I am frequently corrected by my colleagues and mentors when I allude to patient satisfaction in the context of the Triple Aim. [Berwick] They promptly remind me that the Triple Aim refers to patient experience, which is an appropriate correction. Although precision is important in referencing literature, I purposely allude to patient satisfaction because it underscores a fundamental difference between consumerism and clinical practice.
Patient experience questions attempt to objectively assess the patient’s interaction with the healthcare setting. These types of assessments try to avoid value judgments and the effects of existing expectations. [www.NHFCA.org] An example of an experience question includes “In the past year, how times you have to wait for an doctor’s appointment?”
Conversely, patient satisfaction surveys focus on the patient’s subjective interpretation of the value they derive from their healthcare experience.
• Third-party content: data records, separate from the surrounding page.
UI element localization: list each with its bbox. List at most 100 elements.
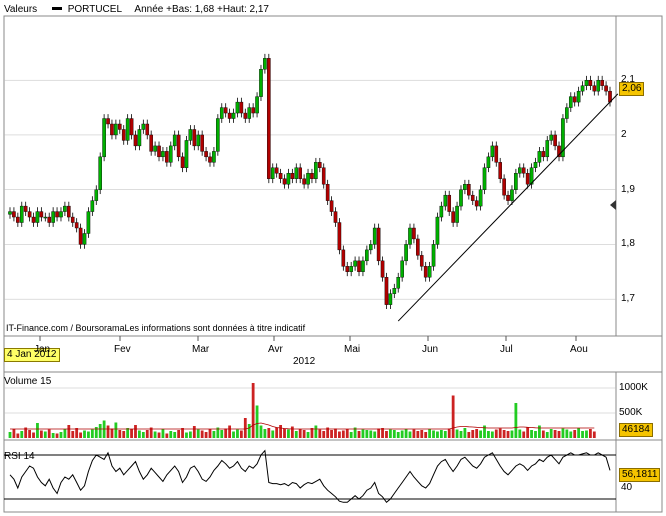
volume-bar: [224, 428, 228, 438]
volume-bar: [514, 403, 518, 438]
price-axis-frame: [615, 15, 663, 337]
candle-body: [412, 227, 416, 240]
volume-bar: [412, 429, 416, 438]
candle-body: [196, 134, 201, 147]
candle-body: [259, 69, 263, 97]
candle-body: [549, 134, 553, 141]
volume-bar: [565, 429, 569, 438]
volume-bar: [255, 405, 259, 438]
month-label: Avr: [268, 344, 283, 355]
candle-body: [94, 189, 99, 201]
candle-body: [572, 96, 577, 103]
candle-body: [16, 216, 20, 223]
candle-body: [537, 151, 542, 163]
candle-body: [361, 260, 365, 272]
candle-body: [23, 205, 28, 212]
price-panel-frame: [3, 15, 617, 337]
candle-body: [188, 129, 193, 141]
candle-body: [372, 227, 377, 245]
volume-bar: [106, 425, 110, 438]
volume-bar: [455, 429, 459, 438]
volume-bar: [479, 430, 482, 438]
candle-body: [184, 140, 189, 168]
volume-bar: [428, 429, 432, 438]
volume-bar: [298, 429, 302, 438]
volume-bar: [451, 395, 455, 438]
volume-bar: [467, 432, 471, 438]
time-axis-frame: [3, 335, 663, 373]
volume-bar: [498, 428, 502, 438]
candle-body: [404, 244, 408, 262]
volume-bar: [341, 430, 345, 438]
volume-bar: [569, 431, 573, 438]
volume-bar: [365, 430, 369, 438]
price-tick-label: 1,9: [621, 183, 635, 195]
volume-bar: [263, 429, 267, 438]
candle-body: [153, 145, 157, 152]
volume-bar: [357, 431, 361, 438]
volume-bar: [592, 431, 596, 438]
volume-bar: [416, 431, 420, 438]
volume-bar: [302, 430, 306, 438]
candle-body: [349, 266, 353, 272]
candle-body: [302, 178, 306, 185]
rsi-title: RSI 14: [4, 451, 35, 462]
volume-bar: [55, 433, 59, 438]
volume-bar: [259, 425, 263, 438]
volume-bar: [459, 431, 463, 438]
volume-bar: [377, 428, 381, 438]
volume-bar: [267, 428, 271, 438]
chart-canvas: [3, 15, 663, 513]
candle-body: [596, 80, 601, 92]
volume-bar: [90, 429, 94, 438]
candle-body: [78, 227, 83, 245]
volume-bar: [28, 430, 32, 438]
candle-body: [392, 288, 397, 294]
volume-bar: [110, 428, 114, 438]
volume-title: Volume 15: [4, 376, 52, 387]
volume-bar: [271, 430, 275, 438]
volume-bar: [322, 431, 326, 438]
candle-body: [396, 277, 401, 289]
candle-body: [133, 134, 138, 147]
volume-bar: [12, 429, 16, 438]
volume-bar: [549, 429, 553, 438]
volume-bar: [204, 432, 208, 438]
volume-bar: [436, 431, 439, 438]
volume-bar: [392, 430, 396, 438]
volume-bar: [279, 425, 282, 438]
scroll-marker-icon[interactable]: [610, 200, 616, 210]
volume-bar: [220, 430, 224, 438]
candle-body: [251, 107, 255, 114]
volume-bar: [557, 431, 561, 438]
candle-body: [176, 134, 181, 158]
volume-bar: [126, 428, 130, 438]
candle-body: [600, 80, 604, 86]
volume-bar: [228, 425, 232, 438]
candle-body: [408, 227, 412, 245]
candle-body: [106, 118, 110, 125]
volume-bar: [475, 429, 479, 438]
month-label: Jun: [422, 344, 439, 355]
volume-bar: [577, 428, 581, 438]
candle-body: [19, 205, 24, 223]
date-tag: 4 Jan 2012: [4, 348, 60, 362]
month-label: Mar: [192, 344, 210, 355]
candle-body: [388, 293, 393, 305]
volume-bar: [334, 428, 337, 438]
volume-bar: [487, 431, 490, 438]
candle-body: [282, 178, 287, 185]
candle-body: [51, 211, 55, 223]
candle-body: [59, 211, 63, 218]
candle-body: [8, 211, 12, 215]
candle-body: [365, 249, 369, 262]
volume-bar: [463, 428, 467, 438]
candle-body: [298, 167, 302, 179]
rsi-tick-label: 40: [621, 482, 633, 493]
candle-body: [157, 145, 161, 158]
candle-body: [318, 162, 322, 168]
volume-last-tag: 46184: [619, 423, 653, 437]
candle-body: [239, 101, 244, 114]
volume-bar: [522, 431, 526, 438]
candle-body: [90, 200, 95, 212]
These questions are similar to the type of data collected in market or customer research. An example of a satisfaction question includes “How do you rate your doctor’s office on their timeliness of getting you an appointment?”
Although it is important to have the objectivity of experience surveys for comparison purposes, I think the subjectivity of patient satisfaction is essential for testing whether a healthcare product or service is solving a subjective problem for the patient. If healthcare is considered a product or service that a patient has a choice to purchase by exchanging a scarce resource like money, time or attention, then patient satisfaction may be a better measure of that exchange of value. Using patient satisfaction rather than patient experience opens the door for consumer-centric approaches to improve healthcare delivery and make it more patient-centric.
Although I am cautious to misquote the Triple Aim and its relationship with patient satisfaction, I do so purposely to try to pickle our overly academic culture of patient care with patient-centeredness.